Steroids act at a cellular level by influencing the transcription of particular genes leading to increased synthesis of anti-inflammatory and decreased synthesis of pro-inflammatory proteins.54 This is a delayed effect that takes hours to occur, making one question whether direct placement of drug into the epidural space is really of any benefit.
In skilled hands, epidural steroid injection is fairly safe, and complications are unusual. However, the concept that it may help but probably will not do any harm is not a valid justification for performing this or any other procedure. Epidural injection is a skilled procedure which limits the amount of practitioners who can perform it, leading to increased delay, and possibly expense for patients. Although rare, hazards are real and may be serious.1 This concept applies more so for translaminar injection of steroid, which has the added (thus far unquantified) hazard of exposure to ionizing radiation.
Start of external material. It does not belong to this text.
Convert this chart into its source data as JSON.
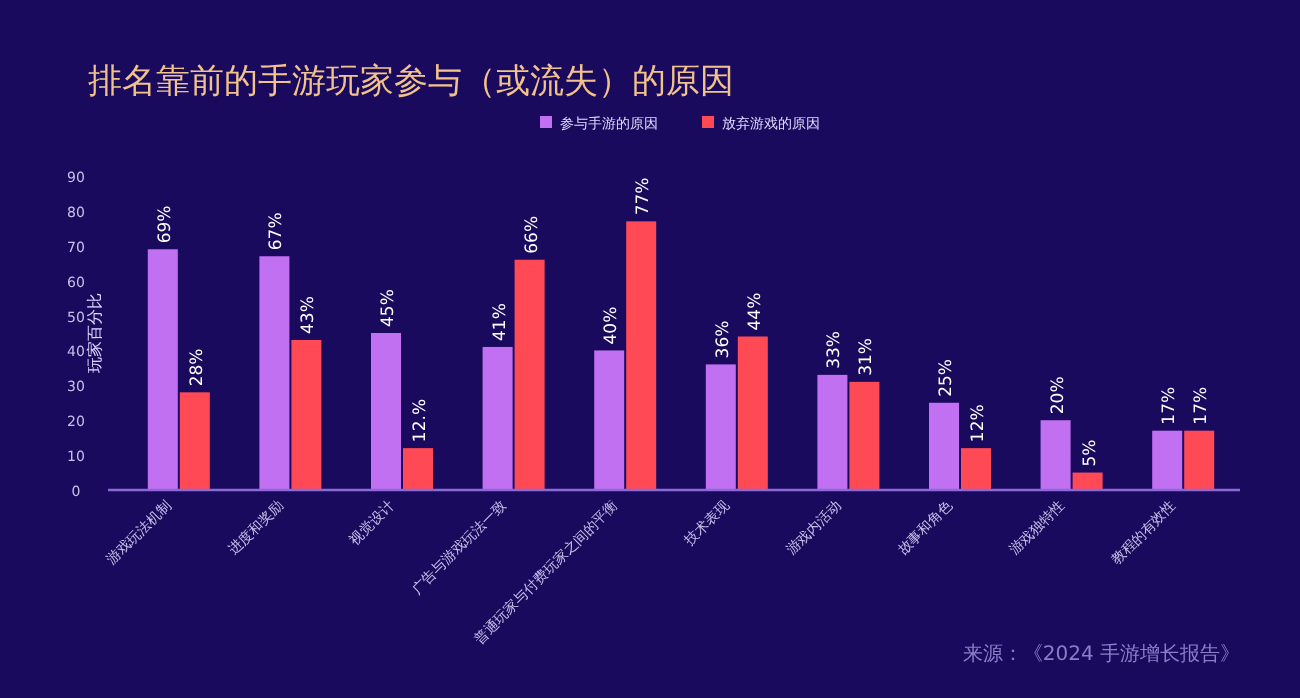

This goes back to the important question in relation to use of epidural steroids for sciatica regarding the mechanism of action. Further studies comparing epidural with systemic steroid are urgently required. If the effect is demonstrated to occur locally at the affected nerve root, epidural steroid injection is fully warranted. However, if a systemic effect could be demonstrated, translaminar and transforaminal injections would be unnecessary, making it much easier and cheaper for patients to get effective treatment.
Conclusion
Sciatica is a common condition that is a major cause of work absenteeism and a major financial burden to both industry and health service provision. Although the intervertebral disc has been firmly implicated in the pathophysiology of this condition, the exact nature of the relationship to disc, nerve, and pain is not yet certain. Current evidence suggests that the nucleus pulposus provokes a strong inflammatory response in sciatic nerve roots and this is a likely source of pain. Evidence also exists which suggests that inflammation, abnormal immune factors, and mechanical deformation of the nerve is required to produce pain, and this seems a likely combination. However, herniation of the nucleus pulposus is not the only cause of sciatica and other causes should not be forgotten. Fortunately, most cases of sciatica are self-limiting and pain tends to resolve within a matter of months. However, some cases progress to become chronic, and unfortunately, these can be difficult to treat.
Epidural steroid injection remains a popular treatment for the acute phase of sciatica. Large meta-analyses have demonstrated that this is an effective treatment for at least the acute phase of sciatica. However, the question of the whether this is a direct effect or due to systemic uptake and delivery of drug from the vascular epidural space needs to be resolved.